Line up the hinge place, drive the screws in, and the hinge plate will hold tightly once again to the door frame. Be careful not to drive the screw in too hard or deep, or you will run the risk of damaging the wood fibers once again – just tight enough to hold well.
Fill The Screw Hole In Other Ways
A hardwood dowel could also be used, and glue would be used in this instance, too. The same principle applies, and the same steps should be followed. Allow the glue to dry fully, cut off the top of the dowel, and sand it down smooth with the wood’s surface. Drive the screws, and you’re done.
If you have scraps of wood handy, you can also fill the screw hole with bits and pieces of the wood mixed with some Gorilla Wood Glue.
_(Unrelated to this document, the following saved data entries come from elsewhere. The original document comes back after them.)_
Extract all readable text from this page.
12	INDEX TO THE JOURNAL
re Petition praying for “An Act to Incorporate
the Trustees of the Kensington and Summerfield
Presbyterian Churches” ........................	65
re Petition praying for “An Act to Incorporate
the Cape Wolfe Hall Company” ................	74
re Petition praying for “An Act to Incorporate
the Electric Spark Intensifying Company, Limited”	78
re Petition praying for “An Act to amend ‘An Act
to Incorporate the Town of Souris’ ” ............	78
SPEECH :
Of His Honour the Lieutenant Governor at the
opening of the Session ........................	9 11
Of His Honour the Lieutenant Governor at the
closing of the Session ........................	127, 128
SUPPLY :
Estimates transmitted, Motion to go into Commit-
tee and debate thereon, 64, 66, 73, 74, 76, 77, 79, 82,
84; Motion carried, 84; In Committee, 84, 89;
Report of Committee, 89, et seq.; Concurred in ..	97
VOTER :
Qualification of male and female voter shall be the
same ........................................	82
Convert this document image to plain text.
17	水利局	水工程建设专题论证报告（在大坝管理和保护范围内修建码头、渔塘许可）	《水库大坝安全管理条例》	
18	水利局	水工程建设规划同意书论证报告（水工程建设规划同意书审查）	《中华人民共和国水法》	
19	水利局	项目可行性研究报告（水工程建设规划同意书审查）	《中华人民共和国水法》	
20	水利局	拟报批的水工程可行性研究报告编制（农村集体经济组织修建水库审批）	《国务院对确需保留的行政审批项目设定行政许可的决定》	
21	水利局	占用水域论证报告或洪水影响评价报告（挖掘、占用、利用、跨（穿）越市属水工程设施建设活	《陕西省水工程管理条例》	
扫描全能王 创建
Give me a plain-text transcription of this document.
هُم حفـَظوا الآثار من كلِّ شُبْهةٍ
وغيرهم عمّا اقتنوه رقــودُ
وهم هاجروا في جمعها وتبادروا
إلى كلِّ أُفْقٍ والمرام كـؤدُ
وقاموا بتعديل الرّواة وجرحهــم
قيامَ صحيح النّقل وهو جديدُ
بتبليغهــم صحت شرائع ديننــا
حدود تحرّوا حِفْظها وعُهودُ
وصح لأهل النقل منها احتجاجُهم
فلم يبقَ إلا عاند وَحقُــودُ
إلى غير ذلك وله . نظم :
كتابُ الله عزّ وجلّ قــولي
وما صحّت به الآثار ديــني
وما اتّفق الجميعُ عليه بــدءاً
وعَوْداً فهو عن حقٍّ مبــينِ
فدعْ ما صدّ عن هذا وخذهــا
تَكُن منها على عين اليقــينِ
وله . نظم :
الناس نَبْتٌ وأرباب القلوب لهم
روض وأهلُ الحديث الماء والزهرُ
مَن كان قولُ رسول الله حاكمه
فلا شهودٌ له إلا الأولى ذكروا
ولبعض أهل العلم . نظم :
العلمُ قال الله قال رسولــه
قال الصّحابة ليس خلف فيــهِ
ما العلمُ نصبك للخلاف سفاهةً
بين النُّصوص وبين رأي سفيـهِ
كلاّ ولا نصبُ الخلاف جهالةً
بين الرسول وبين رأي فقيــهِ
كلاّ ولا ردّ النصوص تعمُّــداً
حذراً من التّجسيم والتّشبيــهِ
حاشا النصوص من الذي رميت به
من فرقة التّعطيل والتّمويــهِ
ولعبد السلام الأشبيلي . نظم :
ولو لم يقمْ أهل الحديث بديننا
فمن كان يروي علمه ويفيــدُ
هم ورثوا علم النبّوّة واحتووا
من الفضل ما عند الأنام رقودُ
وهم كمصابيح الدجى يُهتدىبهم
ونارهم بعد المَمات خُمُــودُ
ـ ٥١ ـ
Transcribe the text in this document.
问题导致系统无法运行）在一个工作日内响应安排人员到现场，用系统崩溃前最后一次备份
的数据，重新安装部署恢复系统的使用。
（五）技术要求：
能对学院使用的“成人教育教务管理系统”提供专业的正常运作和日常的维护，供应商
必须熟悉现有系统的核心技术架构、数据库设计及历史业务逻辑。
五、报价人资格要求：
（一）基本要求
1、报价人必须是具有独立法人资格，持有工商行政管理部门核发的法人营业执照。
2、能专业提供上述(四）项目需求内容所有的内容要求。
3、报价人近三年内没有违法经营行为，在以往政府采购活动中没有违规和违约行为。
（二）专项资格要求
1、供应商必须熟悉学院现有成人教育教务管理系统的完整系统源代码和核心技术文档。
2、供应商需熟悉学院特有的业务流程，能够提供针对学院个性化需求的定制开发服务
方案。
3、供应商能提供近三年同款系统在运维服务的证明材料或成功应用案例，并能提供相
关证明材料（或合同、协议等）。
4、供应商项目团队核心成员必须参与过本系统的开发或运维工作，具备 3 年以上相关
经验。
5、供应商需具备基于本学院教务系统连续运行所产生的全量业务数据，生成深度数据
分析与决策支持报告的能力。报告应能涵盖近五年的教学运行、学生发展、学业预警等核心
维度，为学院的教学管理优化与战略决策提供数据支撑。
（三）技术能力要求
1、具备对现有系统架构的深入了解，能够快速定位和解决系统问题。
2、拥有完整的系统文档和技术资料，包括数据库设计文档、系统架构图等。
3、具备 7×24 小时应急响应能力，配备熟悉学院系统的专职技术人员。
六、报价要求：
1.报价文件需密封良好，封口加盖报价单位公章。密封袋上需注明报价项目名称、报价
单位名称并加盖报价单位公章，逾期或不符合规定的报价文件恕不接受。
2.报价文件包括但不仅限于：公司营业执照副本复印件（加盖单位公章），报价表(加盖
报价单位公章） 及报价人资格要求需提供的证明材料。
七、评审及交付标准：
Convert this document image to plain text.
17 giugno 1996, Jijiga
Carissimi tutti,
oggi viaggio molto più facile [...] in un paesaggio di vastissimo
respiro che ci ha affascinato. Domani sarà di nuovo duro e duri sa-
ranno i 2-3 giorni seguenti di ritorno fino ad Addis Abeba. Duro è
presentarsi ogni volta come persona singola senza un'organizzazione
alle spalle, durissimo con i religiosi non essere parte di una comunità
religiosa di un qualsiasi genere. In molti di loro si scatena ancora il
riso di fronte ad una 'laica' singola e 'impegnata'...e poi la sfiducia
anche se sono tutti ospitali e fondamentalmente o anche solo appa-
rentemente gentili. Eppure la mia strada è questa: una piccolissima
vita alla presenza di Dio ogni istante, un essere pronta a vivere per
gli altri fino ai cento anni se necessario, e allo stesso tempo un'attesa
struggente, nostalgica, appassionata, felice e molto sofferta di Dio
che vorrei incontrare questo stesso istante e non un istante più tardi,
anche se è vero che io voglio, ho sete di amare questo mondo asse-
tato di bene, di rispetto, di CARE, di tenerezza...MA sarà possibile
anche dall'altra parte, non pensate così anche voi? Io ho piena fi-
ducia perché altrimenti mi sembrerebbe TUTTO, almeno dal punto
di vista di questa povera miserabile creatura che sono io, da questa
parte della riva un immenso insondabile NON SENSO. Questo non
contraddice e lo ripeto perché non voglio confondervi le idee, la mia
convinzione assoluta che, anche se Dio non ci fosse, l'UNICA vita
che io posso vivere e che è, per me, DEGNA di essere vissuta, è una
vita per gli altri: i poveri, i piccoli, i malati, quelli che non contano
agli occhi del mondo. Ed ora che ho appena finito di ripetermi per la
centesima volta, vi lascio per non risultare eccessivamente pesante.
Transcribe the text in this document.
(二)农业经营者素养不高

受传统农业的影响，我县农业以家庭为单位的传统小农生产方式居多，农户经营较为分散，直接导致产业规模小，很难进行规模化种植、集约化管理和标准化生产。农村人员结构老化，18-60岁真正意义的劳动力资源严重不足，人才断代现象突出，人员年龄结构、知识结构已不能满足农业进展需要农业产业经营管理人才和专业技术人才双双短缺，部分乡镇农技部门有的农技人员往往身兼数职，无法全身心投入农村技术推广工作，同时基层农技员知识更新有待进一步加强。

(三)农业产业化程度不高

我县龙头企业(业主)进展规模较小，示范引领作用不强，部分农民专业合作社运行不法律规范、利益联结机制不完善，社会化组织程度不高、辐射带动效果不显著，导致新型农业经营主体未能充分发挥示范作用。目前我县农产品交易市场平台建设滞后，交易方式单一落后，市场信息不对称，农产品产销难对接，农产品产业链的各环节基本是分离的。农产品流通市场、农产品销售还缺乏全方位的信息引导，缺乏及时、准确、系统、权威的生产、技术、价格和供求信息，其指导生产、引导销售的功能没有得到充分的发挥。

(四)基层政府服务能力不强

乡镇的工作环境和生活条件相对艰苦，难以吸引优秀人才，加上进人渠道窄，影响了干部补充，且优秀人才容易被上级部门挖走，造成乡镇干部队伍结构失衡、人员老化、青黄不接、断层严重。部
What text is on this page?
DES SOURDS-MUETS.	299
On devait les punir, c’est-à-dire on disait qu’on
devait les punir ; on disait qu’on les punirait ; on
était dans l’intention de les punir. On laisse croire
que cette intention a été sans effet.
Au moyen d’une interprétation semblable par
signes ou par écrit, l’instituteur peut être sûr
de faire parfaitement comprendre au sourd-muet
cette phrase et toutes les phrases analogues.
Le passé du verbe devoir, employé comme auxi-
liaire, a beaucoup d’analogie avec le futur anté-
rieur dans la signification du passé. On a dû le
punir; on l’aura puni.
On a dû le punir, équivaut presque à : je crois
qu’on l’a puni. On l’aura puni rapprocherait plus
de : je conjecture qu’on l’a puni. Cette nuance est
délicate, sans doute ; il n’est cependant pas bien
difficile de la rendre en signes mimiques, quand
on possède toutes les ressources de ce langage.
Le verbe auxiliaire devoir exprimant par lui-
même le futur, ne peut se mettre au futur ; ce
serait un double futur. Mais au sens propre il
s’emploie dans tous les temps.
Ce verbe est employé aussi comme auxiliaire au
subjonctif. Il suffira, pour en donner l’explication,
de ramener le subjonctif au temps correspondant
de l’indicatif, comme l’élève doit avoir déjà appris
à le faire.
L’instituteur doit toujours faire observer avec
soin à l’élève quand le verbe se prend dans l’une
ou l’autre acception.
Don’t be stingy with either the wood or the wood glue – you can always trim down the wood and sand away excess glue after it has dried. With new wood fibers for the screw to grab hold of, simply drive the screw in.
Particle Board and MDF
We also work with particle board and MDF (medium-density fiberboard), and we know there can be tear-out when screwed joints are stressed beyond their ability to withstand. The matchstick/toothpick solution is not the best one for this problem.
You will want to patch the particle board of MDF first by drilling out a hole larger than the one you are repairing, maybe a 1/2″ hole, and fill it with glue and a 1/2″ hardwood plug or dowel. Allow plenty of time for the glue to dry – Gorilla Wood Glue containers will have those instructions on them for a full curing, maybe upwards of 24 hours to be sure it is solidly set.
Then, drill a pilot hole in the plug or dowel and drive the screw in. With a little patience, a little attention to the board, and the problem is solved.
The Strength of Wood Glue
We’ve mentioned the strength of wood glue and how a glued wood joint will be stronger than the wood itself. Here’s a video that will demonstrate this truth.
The wood broke a few times as pressure was applied, but the glue line held. Unscientific in the video, yes, but you’ll see for yourself how one of us woodworkers conducted his own test very effectively.
All is not lost when screws come loose and stop doing their job. Involve a bit of glue, whether Gorilla Wood Glue (which we like) or some other brand, with your screw(s), and the problem will be easily solved.